Radiant Heat and Floor Heating Systems
Having a warm floor on a cold winter morning is an attractive idea. So is having an effective way of warming the whole house from the floor up. Whether the goal is to have a warm bathroom floor, or to warm the entire home, learning the difference between radiant heat and floor heating systems can help ensure that the right choice is made.
What is Radiant Heat?
There are different types of radiant heat; air, electric and hydronic. As the first two are not extremely cost effective in residential settings, and are therefore less used, this article will focus on hydronic radiant heat.
Hydronic, or liquid, radiant heat systems pump hot water through tubing laid in the floor. Water is heated in a tank, and sent through tubing to continually circulate and warm the area above it through convection. More efficient than baseboard heating, radiant heat uses heat transfer to warm people and objects in the room, rather than heating the air, and therefore uses less energy, allowing the homeowner to set the temperature lower than with conventional heating methods, while still maintaining comfort.
Radiant heat can be installed under any floor covering, and will make the floor, the room, and the people in it feel warm. The cost of installation will vary depending on the size of the house, the cost of labor and the type of subflooring used.
What is a Floor Heating System?
A floor heating system, such as NuHeat, is a mat inlaid with wires which is laid over the subfloor, but under the final floor covering such as tile. Used primarily to warm a bathroom floor, it uses approximately the same amount of energy as a light bulb. This system will only warm the floor, not the people or other objects in the room.

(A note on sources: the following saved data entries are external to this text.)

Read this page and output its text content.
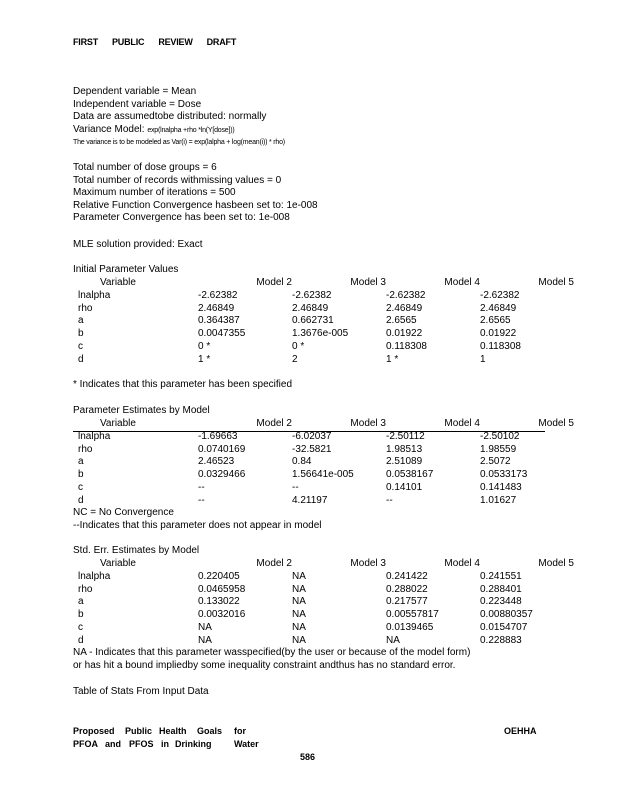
FIRST PUBLIC REVIEW DRAFT
Dependent variable = Mean
Independent variable = Dose
Data are assumedtobe distributed: normally
Variance Model: exp(lnalpha +rho *ln(Y[dose]))
The variance is to be modeled as Var(i) = exp(lalpha + log(mean(i)) * rho)
Total number of dose groups = 6
Total number of records withmissing values = 0
Maximum number of iterations = 500
Relative Function Convergence hasbeen set to: 1e-008
Parameter Convergence has been set to: 1e-008
MLE solution provided: Exact
Initial Parameter Values
Variable	Model 2	Model 3	Model 4	Model 5
lnalpha	-2.62382	-2.62382	-2.62382	-2.62382
rho	2.46849	2.46849	2.46849	2.46849
a	0.364387	0.662731	2.6565	2.6565
b	0.0047355	1.3676e-005	0.01922	0.01922
c	0 *	0 *	0.118308	0.118308
d	1 *	2	1 *	1
* Indicates that this parameter has been specified
Parameter Estimates by Model
Variable	Model 2	Model 3	Model 4	Model 5
lnalpha	-1.69663	-6.02037	-2.50112	-2.50102
rho	0.0740169	-32.5821	1.98513	1.98559
a	2.46523	0.84	2.51089	2.5072
b	0.0329466	1.56641e-005	0.0538167	0.0533173
c	--	--	0.14101	0.141483
d	--	4.21197	--	1.01627
NC = No Convergence
--Indicates that this parameter does not appear in model
Std. Err. Estimates by Model
Variable	Model 2	Model 3	Model 4	Model 5
lnalpha	0.220405	NA	0.241422	0.241551
rho	0.0465958	NA	0.288022	0.288401
a	0.133022	NA	0.217577	0.223448
b	0.0032016	NA	0.00557817	0.00880357
c	NA	NA	0.0139465	0.0154707
d	NA	NA	NA	0.228883
NA - Indicates that this parameter wasspecified(by the user or because of the model form)
or has hit a bound impliedby some inequality constraint andthus has no standard error.
Table of Stats From Input Data
Proposed Public Health Goals for
PFOA and PFOS in Drinking Water
OEHHA
586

Many electric floor heating systems are available with a timer which will turn the system on and off during hours of peak use. For instance, if the homeowner typically uses the bathroom at 6:00am and departs the house at 8:00am, the timer can be programmed to turn on the floor heating system at 5:45am and shut itself off at 8:15am. Multiple times of day can be programmed, as the bathroom is used by different people.
The cost of installation is usually lower, as the mat is installed at the same time as the tile floor, and the tile installer will work together with an electrician to wire the system.
When to Choose One System vs Another
It may make more sense to install radiant heating, if a total home renovation or new home construction is underway. Because the subflooring and final floor covering is involved, it makes more sense to undertake this installation if both are already in the process of being replaced or laid. If the home is undergoing an overhaul of the heating system, this may be another instance in which radiant heat should be considered.
Electric floor heating system are easier to install, and therefore can be put in during a bathroom renovation just prior to the laying of the bathroom floor tile, or even just during a floor installation, if a mudroom floor is the desired choice to heat.
Whichever system chosen be sure to use certified installers that have worked with this material before. Many electric floor heating system retailers will have a certification course for installers to take before working with the product. Always ask to see credentials and examples of previous work if unsure.